Now, Reap and Sow itself certainly fills a niche that neither Crop Roto nor Sylvan Scrying fill. I'm not saying it's better than either, in fact I would admit that it's generally worse, but it is in no way STRICTLY worse. It puts ANY land into play untapped. Other than the new Tempt with Discovery and the ludicrous Primeval Titan, this is the only card in the game that puts ANY land into play without sacrifice, and is thereby one of only three that RAMP any land. You can play Reap and Sow and also use your land drop, which matters.

Additionally, there's that whole thing about destroying land, which can be super helpful in a pinch. If you draw this late-game and have 6 to pay the Entwine, it's a big advantage swing.

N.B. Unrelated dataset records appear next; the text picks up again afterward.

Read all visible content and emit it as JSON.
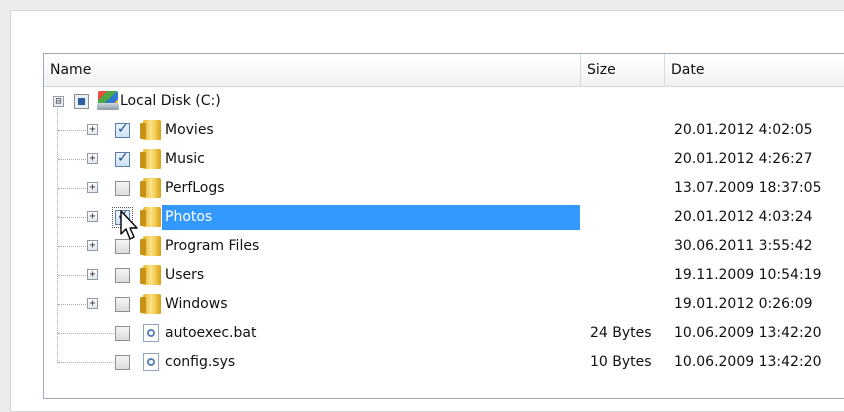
{
  "columns": {
    "name": "Name",
    "size": "Size",
    "date": "Date"
  },
  "root": {
    "label": "Local Disk (C:)",
    "expander": "⊟",
    "check_state": "partial"
  },
  "items": [
    {
      "label": "Movies",
      "icon": "folder-icon",
      "expander": "+",
      "checked": true,
      "size": "",
      "date": "20.01.2012 4:02:05"
    },
    {
      "label": "Music",
      "icon": "folder-icon",
      "expander": "+",
      "checked": true,
      "size": "",
      "date": "20.01.2012 4:26:27"
    },
    {
      "label": "PerfLogs",
      "icon": "folder-icon",
      "expander": "+",
      "checked": false,
      "size": "",
      "date": "13.07.2009 18:37:05"
    },
    {
      "label": "Photos",
      "icon": "folder-icon",
      "expander": "+",
      "checked": true,
      "selected": true,
      "size": "",
      "date": "20.01.2012 4:03:24"
    },
    {
      "label": "Program Files",
      "icon": "folder-icon",
      "expander": "+",
      "checked": false,
      "size": "",
      "date": "30.06.2011 3:55:42"
    },
    {
      "label": "Users",
      "icon": "folder-icon",
      "expander": "+",
      "checked": false,
      "size": "",
      "date": "19.11.2009 10:54:19"
    },
    {
      "label": "Windows",
      "icon": "folder-icon",
      "expander": "+",
      "checked": false,
      "size": "",
      "date": "19.01.2012 0:26:09"
    },
    {
      "label": "autoexec.bat",
      "icon": "batch-file-icon",
      "expander": "",
      "checked": false,
      "size": "24 Bytes",
      "date": "10.06.2009 13:42:20"
    },
    {
      "label": "config.sys",
      "icon": "system-file-icon",
      "expander": "",
      "checked": false,
      "size": "10 Bytes",
      "date": "10.06.2009 13:42:20"
    }
  ],
  "colors": {
    "selection": "#3399ff",
    "header_border": "#d7dbe1",
    "grid_border": "#9ca8b8"
  },
  "check_mark": "✓"
}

This is comparable to Mwonvuli Acid-Moss and again, not strictly better or worse. Mwonvuli is more efficient in the advantage swing, but can only fetch basics, Sapseep Forest, Dryad Arbor, and original duals / shocks. Certainly good, but won't find that Volrath's Stronghold when you need it.

For those curious, the only other cards in the game that find ANY land are Weathered Wayfarer, Expedition Map, Realms Uncharted, Knight of the Reliquary, and Scapeshift.